How many samples can I analyze together?

An  unlimited number of samples can be analyzed together. Some of our  customers have used several thousand very high-density arrays in a  single project on a typical desktop computer.

How dense of arrays can I use in Nexus?

The highest density arrays that are available on the market can be used. Nexus Copy Number can efficiently process the Illumina HumanOmni5-Quad arrays with 5 million probes or the Affymetrix CytoScan HD array with 2.6 million probes.

What type of hardware do I need to run Nexus Copy Number?

Preferred:
64-bit Platforms – Windows/OSX/Linux; Recommended: 4 GB RAM; Minimum: 2 GB RAM

Supported:
32-bit Platforms – Windows Win2k/WinXP/Win7; Recommended: 2.0 GHz or faster, 4 GB RAM; Minimum: 1.0 GHz Pentium, 2 GB RAM

How do I load data into Nexus Copy Number?
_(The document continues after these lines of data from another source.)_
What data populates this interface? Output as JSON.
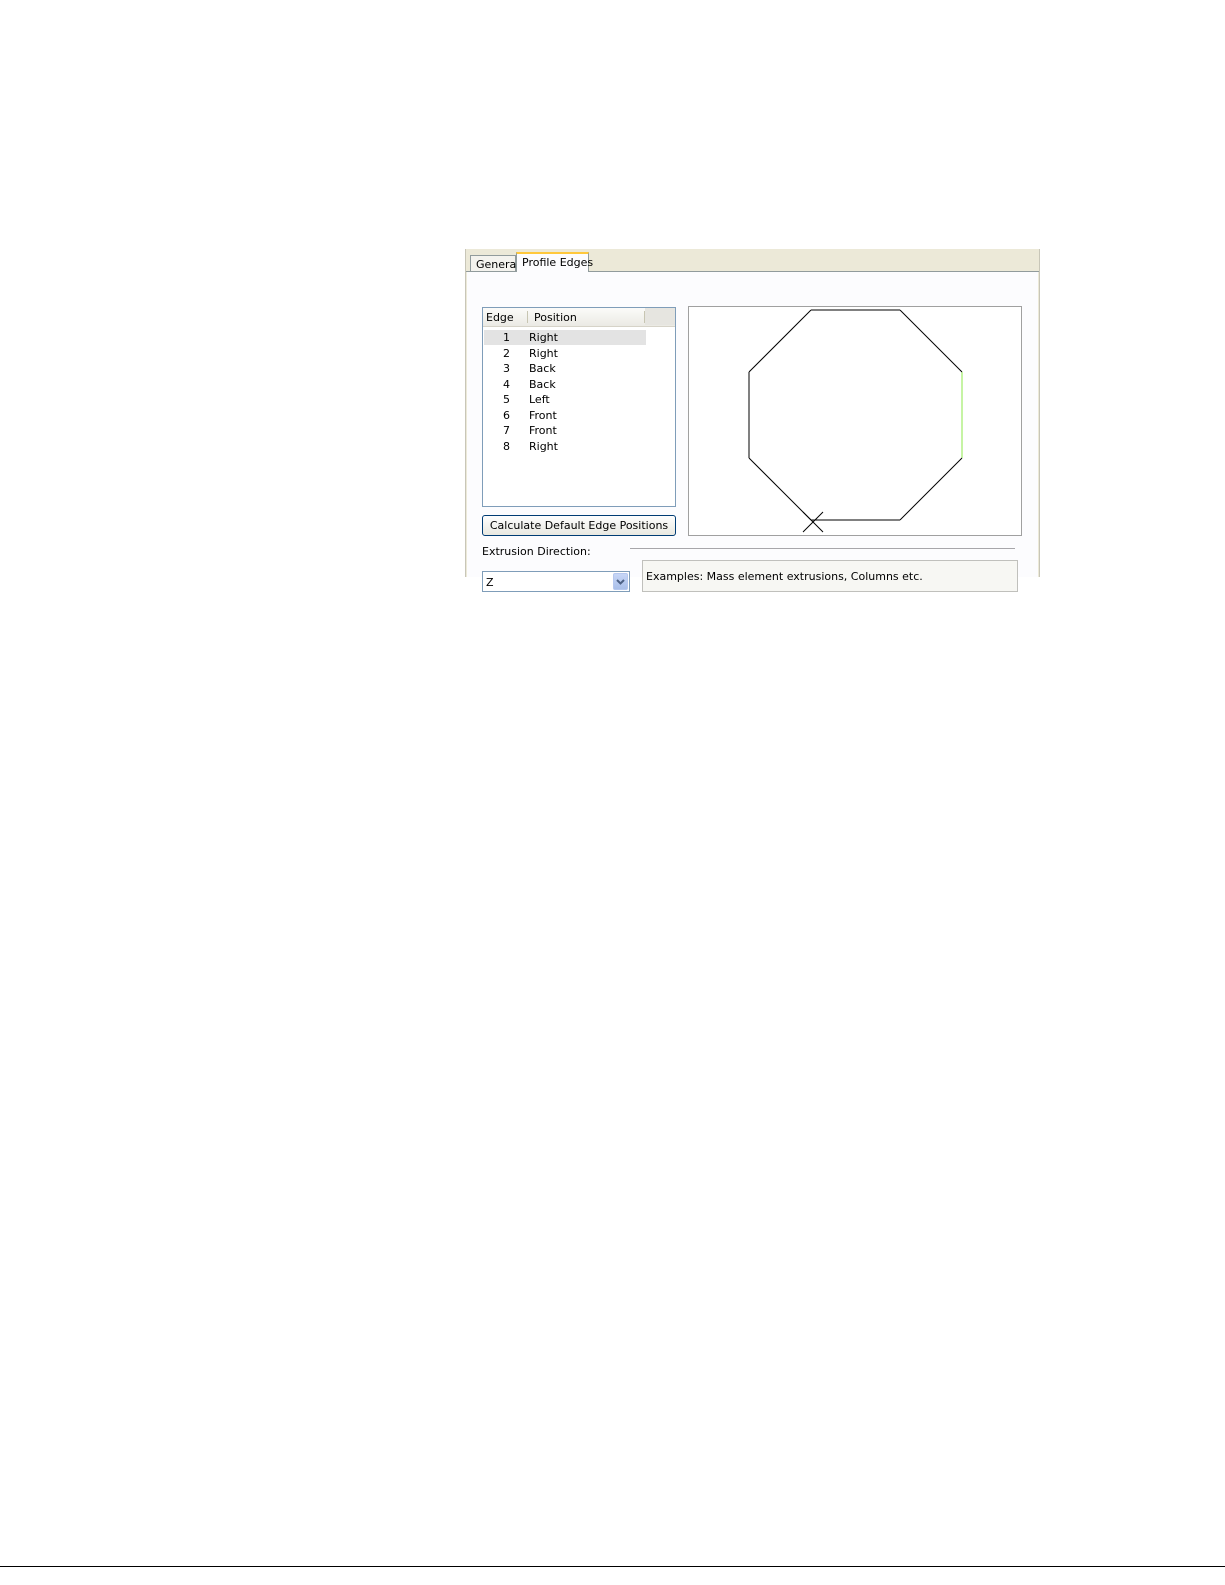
{
  "tabs": [
    {
      "label": "General",
      "active": false
    },
    {
      "label": "Profile Edges",
      "active": true
    }
  ],
  "edge_list": {
    "columns": [
      "Edge",
      "Position"
    ],
    "rows": [
      {
        "edge": "1",
        "position": "Right",
        "selected": true
      },
      {
        "edge": "2",
        "position": "Right",
        "selected": false
      },
      {
        "edge": "3",
        "position": "Back",
        "selected": false
      },
      {
        "edge": "4",
        "position": "Back",
        "selected": false
      },
      {
        "edge": "5",
        "position": "Left",
        "selected": false
      },
      {
        "edge": "6",
        "position": "Front",
        "selected": false
      },
      {
        "edge": "7",
        "position": "Front",
        "selected": false
      },
      {
        "edge": "8",
        "position": "Right",
        "selected": false
      }
    ]
  },
  "calculate_button_label": "Calculate Default Edge Positions",
  "extrusion": {
    "label": "Extrusion Direction:",
    "selected_value": "Z",
    "example_text": "Examples: Mass element extrusions, Columns etc."
  },
  "preview": {
    "shape": "octagon",
    "edge_color": "#000000",
    "highlight_color": "#8ee84a",
    "highlighted_edge": "1"
  }
}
You simply select files you want to load using the file chooser and then click on the Load Data button to load the data. In rare cases such as when loading dye-swap data or replicate data, you will create a Sample Descriptor (a tab de-limited text file) which will specify the sample types and files to load. Individual data type quick start guides (e.g. “Nexus Copy Number Quick Sheet for Affy CEL”, “Nexus Copy Number Quick Sheet for Illumina Using Plugin”) in PDF format are available in the docs folder of your Nexus installation folder. Please view the document specific for the type of data you are loading.

Which segmentation calling algorithm does Nexus Copy Number use?

Nexus Copy Number offers the following algorithms for making segmentation calls.

  • Rank Segmentation: A robust variation of the well-known Circular Binary Segmentation (CBS) algorithm where the probe ranks are used to minimize the effect of outliers and drastically improve performance.
  • SNPRank Segmentation: An extension of the Rank Segmentation algorithm where B-Allele Frequency values are also included in the segmentation process generating both copy number and allelic event calls.
  • FASST2 Segmentation: A novel Hidden Markov Model (HMM) based approach that unlike other HMM methods does not aim to estimate the copy number state at each probe but uses many states to cover possibilities, such as mosaic events, and then make calls based on a second level threshold.
  • SNP-FASST2 Segmentation: An extension of the FASST2 algorithm but adding many more states to cover events related to the B-Allele Frequency values to make copy number and allelic event calls.
Can Nexus Copy Number be used for whole genome association studies?

Yes. Nexus can quickly identify regions of genomic change that can distinguish between two populations (e.g. affected and unaffected individuals) and provide statistical confidence measure for each region.

Can I use my own algorithm for identifying regions of copy number change?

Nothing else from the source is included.